Aachen. Wenn Ingo Klusemann und Christoph Lenssen, erster und zweiter Vorsitzender des Vereins „Frankenb(u)erger“, von „ihrem“ Viertel erzählen, dann merkt man schnell: Inmitten der vielen Altbauten, tollen Denkmäler und des Frankenberger Parks lebt und genießt der Öcher besonders gut und gern.

Zu dieser Wohlfühlatmosphäre trug auch das nun zum zehnten Mal stattfindende Alleenfest in der Oppenhoffallee bei. Wobei es streng genommen das elfte Fest war, wie Klusemann erzählte: „Vor elf Jahren hatten wir einen inoffiziellen Probelauf.

Damals war die Parksituation im Viertel sehr schwierig, und gemeinsam mit den Anwohnern haben wir einige Plätze frei gemacht, um zu zeigen, dass hier etwas Besseres passiert als nur Nörgeleien und Ärger bezüglich der Parkplätze. So entstand auch die Idee zum Alleenfest.“ Ansässige Läden und Institutionen präsentieren sich seitdem jährlich.

Aber vor allem der Flohmarkt lockte auch dieses Mal wieder unzählige Besucher schon zu früher Stunde an. „Bereits nach zwei Tagen waren alle Plätze ausgebucht“, so Lenssen. Dabei waren es ausschließlich „Frankenbürger“, die ihre Waren verkauften. Vom Schaukelpferd über Klamotten bis hin zu besonders originellen Schätzen war alles dabei, was das Sammler- und Shoppingherz höher schlagen ließ.

Charakter des Viertels wahren

Den Akteuren vom Verein „Frankenb(u)erger“ geht es vor allem darum, den Charakter des Viertels zu wahren und zu fördern. Dazu gehören neben dem Alleenfest der Denkmalschutz, bürgerschaftliches Engagement sowie ein familiäres Miteinander. Gemeinsam konnten die Vereinsmitglieder schon so manche Verbesserung und Änderung herbeiführen.

Insbesondere die familiäre Atmosphäre merkte man beim Schlendern über den Flohmarkt direkt: „Was willst du denn für das Regal haben?“, fragte Wilbert Schenk Thorsten Kuck. Dieser überlegte und antwortete nach längerem Zögern: „Das ist schon schön, ich weiß. Also eigentlich zwölf Euro. Ach was, nimm es mit, wir sind schließlich Nachbarn. Dann trinken wir einfach einen Wein bei dir auf dem Balkon.“

So laufen also Verkaufsgespräche unter Nachbarn.
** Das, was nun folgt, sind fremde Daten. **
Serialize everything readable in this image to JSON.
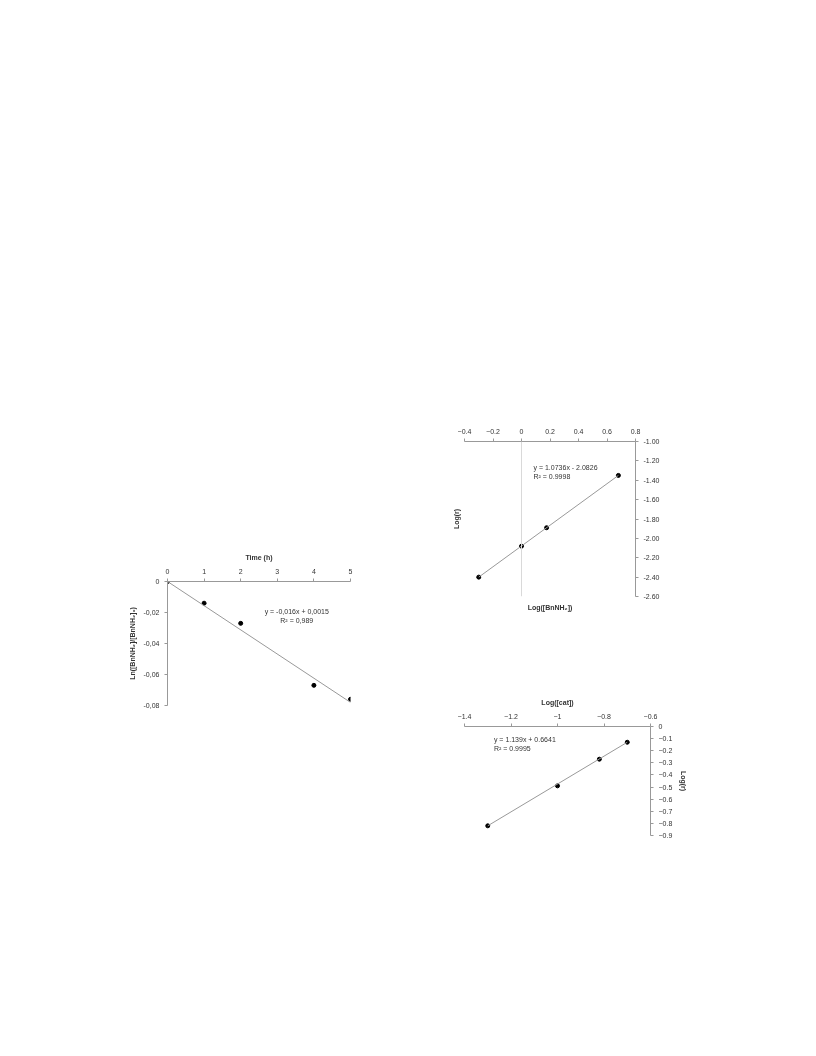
{
  "chart_data": [
    {
      "type": "scatter",
      "xlabel": "Time (h)",
      "ylabel": "Ln([BnNH₂]/[BnNH₂]₀)",
      "xlim": [
        0,
        5
      ],
      "xticks": [
        0,
        1,
        2,
        3,
        4,
        5
      ],
      "ylim": [
        -0.08,
        0
      ],
      "yticks": [
        0,
        {
          "value": -0.02,
          "label": "-0,02"
        },
        {
          "value": -0.04,
          "label": "-0,04"
        },
        {
          "value": -0.06,
          "label": "-0,06"
        },
        {
          "value": -0.08,
          "label": "-0,08"
        }
      ],
      "annotations": [
        "y = -0,016x + 0,0015",
        "R² = 0,989"
      ],
      "series": [
        {
          "color": "#000000",
          "marker": "circle",
          "x": [
            0,
            1,
            2,
            4,
            5
          ],
          "values": [
            0,
            -0.014,
            -0.027,
            -0.067,
            -0.076
          ]
        },
        {
          "type": "line",
          "color": "#999999",
          "x": [
            0,
            5
          ],
          "values": [
            0,
            -0.078
          ]
        }
      ]
    },
    {
      "type": "scatter",
      "xlabel": "Log([BnNH₂])",
      "ylabel": "Log(r)",
      "xlim": [
        -0.4,
        0.8
      ],
      "xticks": [
        -0.4,
        -0.2,
        0,
        0.2,
        0.4,
        0.6,
        0.8
      ],
      "ylim": [
        -2.6,
        -1.0
      ],
      "yticks": [
        {
          "value": -1.0,
          "label": "-1.00"
        },
        {
          "value": -1.2,
          "label": "-1.20"
        },
        {
          "value": -1.4,
          "label": "-1.40"
        },
        {
          "value": -1.6,
          "label": "-1.60"
        },
        {
          "value": -1.8,
          "label": "-1.80"
        },
        {
          "value": -2.0,
          "label": "-2.00"
        },
        {
          "value": -2.2,
          "label": "-2.20"
        },
        {
          "value": -2.4,
          "label": "-2.40"
        },
        {
          "value": -2.6,
          "label": "-2.60"
        }
      ],
      "ref_lines": [
        {
          "axis": "x",
          "value": 0,
          "color": "#d9d9d9"
        }
      ],
      "annotations": [
        "y = 1.0736x - 2.0826",
        "R² = 0.9998"
      ],
      "series": [
        {
          "color": "#000000",
          "marker": "circle",
          "x": [
            -0.3,
            0,
            0.176,
            0.68
          ],
          "values": [
            -2.4,
            -2.08,
            -1.89,
            -1.35
          ]
        },
        {
          "type": "line",
          "color": "#999999",
          "x": [
            -0.3,
            0.68
          ],
          "values": [
            -2.4,
            -1.35
          ]
        }
      ]
    },
    {
      "type": "scatter",
      "xlabel": "Log([cat])",
      "ylabel": "Log(r)",
      "xlim": [
        -1.4,
        -0.6
      ],
      "xticks": [
        -1.4,
        -1.2,
        -1,
        -0.8,
        -0.6
      ],
      "ylim": [
        -0.9,
        0
      ],
      "yticks": [
        0,
        -0.1,
        -0.2,
        -0.3,
        -0.4,
        -0.5,
        -0.6,
        -0.7,
        -0.8,
        -0.9
      ],
      "annotations": [
        "y = 1.139x + 0.6641",
        "R² = 0.9995"
      ],
      "series": [
        {
          "color": "#000000",
          "marker": "circle",
          "x": [
            -1.3,
            -1,
            -0.82,
            -0.7
          ],
          "values": [
            -0.82,
            -0.49,
            -0.27,
            -0.13
          ]
        },
        {
          "type": "line",
          "color": "#999999",
          "x": [
            -1.3,
            -0.7
          ],
          "values": [
            -0.82,
            -0.13
          ]
        }
      ]
    }
  ]
}
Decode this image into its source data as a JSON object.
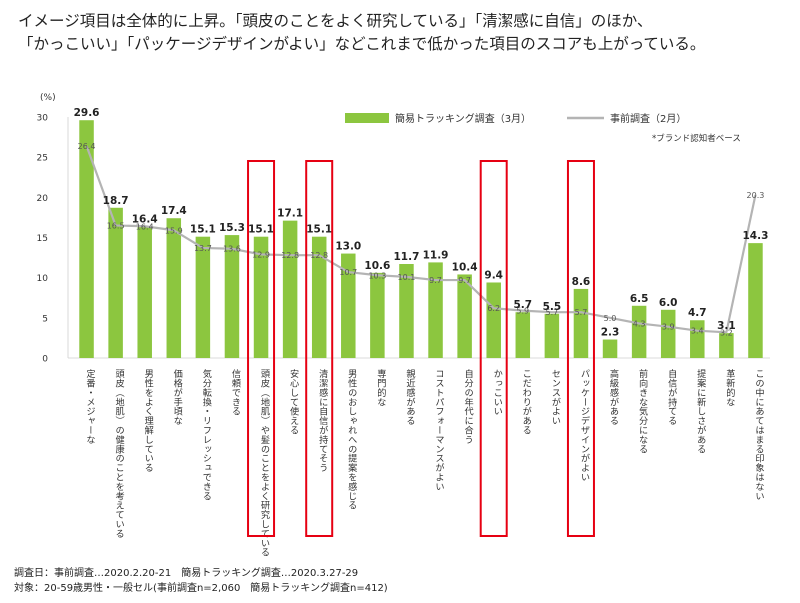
{
  "headline": {
    "line1": "イメージ項目は全体的に上昇。「頭皮のことをよく研究している」「清潔感に自信」のほか、",
    "line2": "「かっこいい」「パッケージデザインがよい」などこれまで低かった項目のスコアも上がっている。"
  },
  "note": "*ブランド認知者ベース",
  "footer": {
    "line1": "調査日：事前調査…2020.2.20-21　簡易トラッキング調査…2020.3.27-29",
    "line2": "対象：20-59歳男性・一般セル(事前調査n=2,060　簡易トラッキング調査n=412)"
  },
  "colors": {
    "bar": "#8cc63f",
    "line": "#b4b4b4",
    "highlight": "#e60012"
  },
  "chart_data": {
    "type": "bar",
    "ylabel": "(%)",
    "ylim": [
      0,
      30
    ],
    "yticks": [
      0,
      5,
      10,
      15,
      20,
      25,
      30
    ],
    "categories": [
      "定番・メジャーな",
      "頭皮（地肌）の健康のことを考えている",
      "男性をよく理解している",
      "価格が手頃な",
      "気分転換・リフレッシュできる",
      "信頼できる",
      "頭皮（地肌）や髪のことをよく研究している",
      "安心して使える",
      "清潔感に自信が持てそう",
      "男性のおしゃれへの提案を感じる",
      "専門的な",
      "親近感がある",
      "コストパフォーマンスがよい",
      "自分の年代に合う",
      "かっこいい",
      "こだわりがある",
      "センスがよい",
      "パッケージデザインがよい",
      "高級感がある",
      "前向きな気分になる",
      "自信が持てる",
      "提案に新しさがある",
      "革新的な",
      "この中にあてはまる印象はない"
    ],
    "series": [
      {
        "name": "簡易トラッキング調査（3月）",
        "kind": "bar",
        "values": [
          29.6,
          18.7,
          16.4,
          17.4,
          15.1,
          15.3,
          15.1,
          17.1,
          15.1,
          13.0,
          10.6,
          11.7,
          11.9,
          10.4,
          9.4,
          5.7,
          5.5,
          8.6,
          2.3,
          6.5,
          6.0,
          4.7,
          3.1,
          14.3
        ],
        "labels": [
          "29.6",
          "18.7",
          "16.4",
          "17.4",
          "15.1",
          "15.3",
          "15.1",
          "17.1",
          "15.1",
          "13.0",
          "10.6",
          "11.7",
          "11.9",
          "10.4",
          "9.4",
          "5.7",
          "5.5",
          "8.6",
          "2.3",
          "6.5",
          "6.0",
          "4.7",
          "3.1",
          "14.3"
        ]
      },
      {
        "name": "事前調査（2月）",
        "kind": "line",
        "values": [
          26.4,
          16.5,
          16.4,
          15.9,
          13.7,
          13.6,
          12.9,
          12.8,
          12.8,
          10.7,
          10.3,
          10.1,
          9.7,
          9.7,
          6.2,
          5.9,
          5.7,
          5.7,
          5.0,
          4.3,
          3.9,
          3.4,
          3.2,
          20.3
        ],
        "labels": [
          "26.4",
          "16.5",
          "16.4",
          "15.9",
          "13.7",
          "13.6",
          "12.9",
          "12.8",
          "12.8",
          "10.7",
          "10.3",
          "10.1",
          "9.7",
          "9.7",
          "6.2",
          "5.9",
          "5.7",
          "5.7",
          "5.0",
          "4.3",
          "3.9",
          "3.4",
          "3.2",
          "20.3"
        ]
      }
    ],
    "highlighted_categories": [
      "頭皮（地肌）や髪のことをよく研究している",
      "清潔感に自信が持てそう",
      "かっこいい",
      "パッケージデザインがよい"
    ],
    "legend_position": "top-right",
    "grid": false
  }
}
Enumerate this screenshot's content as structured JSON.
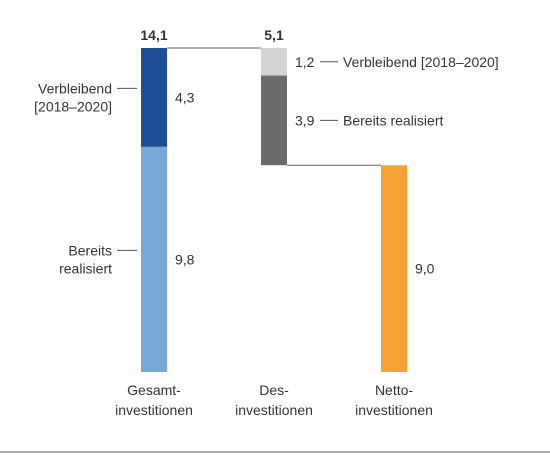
{
  "chart_data": {
    "type": "bar",
    "categories": [
      {
        "line1": "Gesamt-",
        "line2": "investitionen"
      },
      {
        "line1": "Des-",
        "line2": "investitionen"
      },
      {
        "line1": "Netto-",
        "line2": "investitionen"
      }
    ],
    "bars": [
      {
        "total": 14.1,
        "total_label": "14,1",
        "segments": [
          {
            "value": 9.8,
            "value_label": "9,8",
            "color": "#7aa8d6",
            "label_lines": [
              "Bereits",
              "realisiert"
            ],
            "label_side": "left"
          },
          {
            "value": 4.3,
            "value_label": "4,3",
            "color": "#1f4e96",
            "label_lines": [
              "Verbleibend",
              "[2018–2020]"
            ],
            "label_side": "left"
          }
        ]
      },
      {
        "total": 5.1,
        "total_label": "5,1",
        "segments": [
          {
            "value": 3.9,
            "value_label": "3,9",
            "color": "#6b6b6b",
            "label_lines": [
              "Bereits realisiert"
            ],
            "label_side": "right"
          },
          {
            "value": 1.2,
            "value_label": "1,2",
            "color": "#d3d3d3",
            "label_lines": [
              "Verbleibend [2018–2020]"
            ],
            "label_side": "right"
          }
        ]
      },
      {
        "total": 9.0,
        "total_label": "",
        "segments": [
          {
            "value": 9.0,
            "value_label": "9,0",
            "color": "#f4a234",
            "label_lines": [],
            "label_side": "none"
          }
        ]
      }
    ],
    "ylim": [
      0,
      14.1
    ],
    "grid": false,
    "legend": "none"
  }
}
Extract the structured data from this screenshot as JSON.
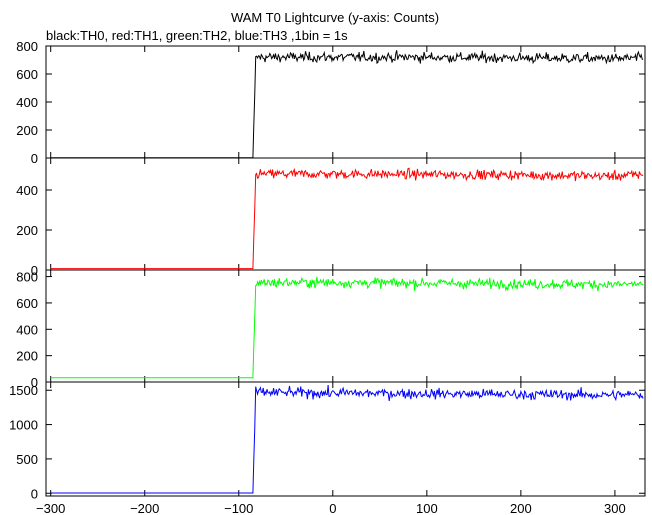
{
  "title": "WAM T0 Lightcurve (y-axis: Counts)",
  "subtitle": "black:TH0, red:TH1, green:TH2, blue:TH3 ,1bin = 1s",
  "chart_data": [
    {
      "type": "line",
      "series": [
        {
          "name": "TH0",
          "color": "#000000",
          "x": [
            -300,
            -85,
            -82,
            -80,
            0,
            100,
            200,
            300,
            330
          ],
          "y": [
            2,
            2,
            700,
            720,
            720,
            720,
            715,
            710,
            715
          ]
        }
      ],
      "xlim": [
        -305,
        332
      ],
      "ylim": [
        0,
        800
      ],
      "yticks": [
        0,
        200,
        400,
        600,
        800
      ],
      "grid": false
    },
    {
      "type": "line",
      "series": [
        {
          "name": "TH1",
          "color": "#ff0000",
          "x": [
            -300,
            -85,
            -82,
            -80,
            0,
            100,
            200,
            300,
            330
          ],
          "y": [
            7,
            7,
            470,
            480,
            480,
            478,
            475,
            470,
            478
          ]
        }
      ],
      "xlim": [
        -305,
        332
      ],
      "ylim": [
        0,
        560
      ],
      "yticks": [
        0,
        200,
        400
      ],
      "grid": false
    },
    {
      "type": "line",
      "series": [
        {
          "name": "TH2",
          "color": "#00ff00",
          "x": [
            -300,
            -85,
            -82,
            -80,
            0,
            100,
            200,
            300,
            330
          ],
          "y": [
            33,
            33,
            740,
            755,
            755,
            750,
            745,
            740,
            745
          ]
        }
      ],
      "xlim": [
        -305,
        332
      ],
      "ylim": [
        0,
        850
      ],
      "yticks": [
        0,
        200,
        400,
        600,
        800
      ],
      "grid": false
    },
    {
      "type": "line",
      "series": [
        {
          "name": "TH3",
          "color": "#0000ff",
          "x": [
            -300,
            -85,
            -82,
            -80,
            0,
            100,
            200,
            300,
            330
          ],
          "y": [
            3,
            3,
            1450,
            1470,
            1460,
            1450,
            1440,
            1430,
            1440
          ]
        }
      ],
      "xlim": [
        -305,
        332
      ],
      "ylim": [
        -40,
        1620
      ],
      "yticks": [
        0,
        500,
        1000,
        1500
      ],
      "xticks": [
        -300,
        -200,
        -100,
        0,
        100,
        200,
        300
      ],
      "grid": false
    }
  ]
}
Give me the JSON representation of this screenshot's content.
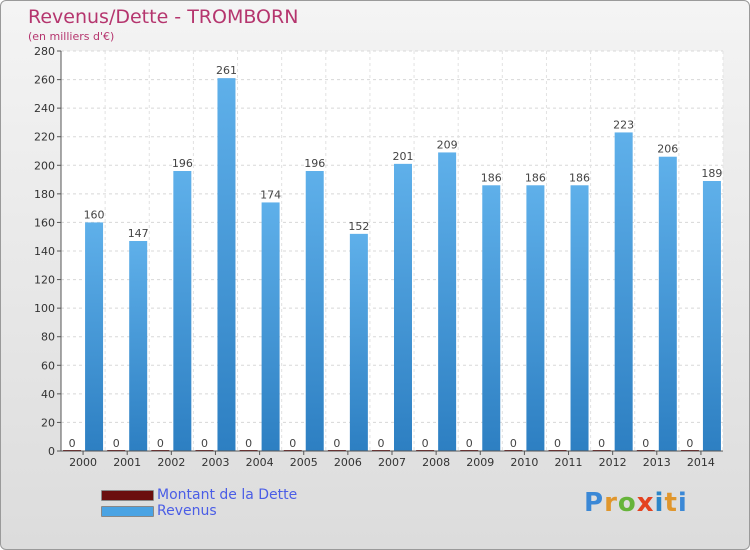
{
  "header": {
    "title": "Revenus/Dette - TROMBORN",
    "subtitle": "(en milliers d'€)"
  },
  "chart_data": {
    "type": "bar",
    "title": "Revenus/Dette - TROMBORN",
    "ylabel": "(en milliers d'€)",
    "ylim": [
      0,
      280
    ],
    "yticks": [
      0,
      20,
      40,
      60,
      80,
      100,
      120,
      140,
      160,
      180,
      200,
      220,
      240,
      260,
      280
    ],
    "grid": true,
    "legend_position": "bottom-left",
    "categories": [
      "2000",
      "2001",
      "2002",
      "2003",
      "2004",
      "2005",
      "2006",
      "2007",
      "2008",
      "2009",
      "2010",
      "2011",
      "2012",
      "2013",
      "2014"
    ],
    "series": [
      {
        "name": "Montant de la Dette",
        "color": "#6b0f0f",
        "values": [
          0,
          0,
          0,
          0,
          0,
          0,
          0,
          0,
          0,
          0,
          0,
          0,
          0,
          0,
          0
        ]
      },
      {
        "name": "Revenus",
        "color": "#4aa3e3",
        "values": [
          160,
          147,
          196,
          261,
          174,
          196,
          152,
          201,
          209,
          186,
          186,
          186,
          223,
          206,
          189
        ]
      }
    ]
  },
  "legend": {
    "items": [
      {
        "label": "Montant de la Dette",
        "color": "#6b0f0f"
      },
      {
        "label": "Revenus",
        "color": "#4aa3e3"
      }
    ]
  },
  "logo": {
    "text": "Proxiti",
    "colors": [
      "#3b88d6",
      "#e0962c",
      "#66b43a",
      "#e4421f",
      "#2c86c8",
      "#e0962c",
      "#3b88d6"
    ]
  }
}
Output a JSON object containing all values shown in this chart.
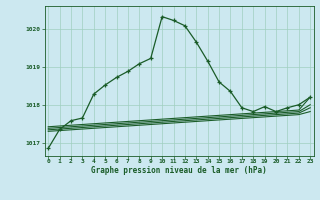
{
  "title": "Graphe pression niveau de la mer (hPa)",
  "background_color": "#cce8f0",
  "grid_color": "#a0cfc0",
  "line_color": "#1a5c28",
  "x_ticks": [
    0,
    1,
    2,
    3,
    4,
    5,
    6,
    7,
    8,
    9,
    10,
    11,
    12,
    13,
    14,
    15,
    16,
    17,
    18,
    19,
    20,
    21,
    22,
    23
  ],
  "y_ticks": [
    1017,
    1018,
    1019,
    1020
  ],
  "xlim": [
    -0.3,
    23.3
  ],
  "ylim": [
    1016.65,
    1020.6
  ],
  "main_line": [
    1016.85,
    1017.35,
    1017.58,
    1017.65,
    1018.28,
    1018.52,
    1018.72,
    1018.88,
    1019.08,
    1019.22,
    1020.32,
    1020.22,
    1020.08,
    1019.65,
    1019.15,
    1018.6,
    1018.35,
    1017.92,
    1017.82,
    1017.95,
    1017.82,
    1017.92,
    1018.0,
    1018.2
  ],
  "flat_line1": [
    1017.42,
    1017.44,
    1017.46,
    1017.48,
    1017.5,
    1017.52,
    1017.54,
    1017.56,
    1017.58,
    1017.6,
    1017.62,
    1017.64,
    1017.66,
    1017.68,
    1017.7,
    1017.72,
    1017.74,
    1017.76,
    1017.78,
    1017.8,
    1017.82,
    1017.84,
    1017.86,
    1018.2
  ],
  "flat_line2": [
    1017.38,
    1017.4,
    1017.42,
    1017.44,
    1017.46,
    1017.48,
    1017.5,
    1017.52,
    1017.54,
    1017.56,
    1017.58,
    1017.6,
    1017.62,
    1017.64,
    1017.66,
    1017.68,
    1017.7,
    1017.72,
    1017.74,
    1017.76,
    1017.78,
    1017.8,
    1017.82,
    1018.0
  ],
  "flat_line3": [
    1017.34,
    1017.36,
    1017.38,
    1017.4,
    1017.42,
    1017.44,
    1017.46,
    1017.48,
    1017.5,
    1017.52,
    1017.54,
    1017.56,
    1017.58,
    1017.6,
    1017.62,
    1017.64,
    1017.66,
    1017.68,
    1017.7,
    1017.72,
    1017.74,
    1017.76,
    1017.78,
    1017.92
  ],
  "flat_line4": [
    1017.3,
    1017.32,
    1017.34,
    1017.36,
    1017.38,
    1017.4,
    1017.42,
    1017.44,
    1017.46,
    1017.48,
    1017.5,
    1017.52,
    1017.54,
    1017.56,
    1017.58,
    1017.6,
    1017.62,
    1017.64,
    1017.66,
    1017.68,
    1017.7,
    1017.72,
    1017.74,
    1017.82
  ]
}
Allerdings sei Kuck auch bei Besuchern von „außerhalb“ sehr großzügig und handelsbereit, wie er lachend hinzufügte.

Überhaupt herrschte auf dem Grünstreifen in der Oppenhoffallee eine ausgesprochen dörfliche Atmosphäre. Jeder kannte jeden, und so wechselten nicht wenige Gegenstände lediglich den Besitzer, nicht aber das Wohnhaus.

Für Klusemann und Lenssen passte an diesem Tag alles. Super Wetter, super Verkaufsatmosphäre und ein Viertel, in dem das Miteinander seit vielen Jahren im Vordergrund steht.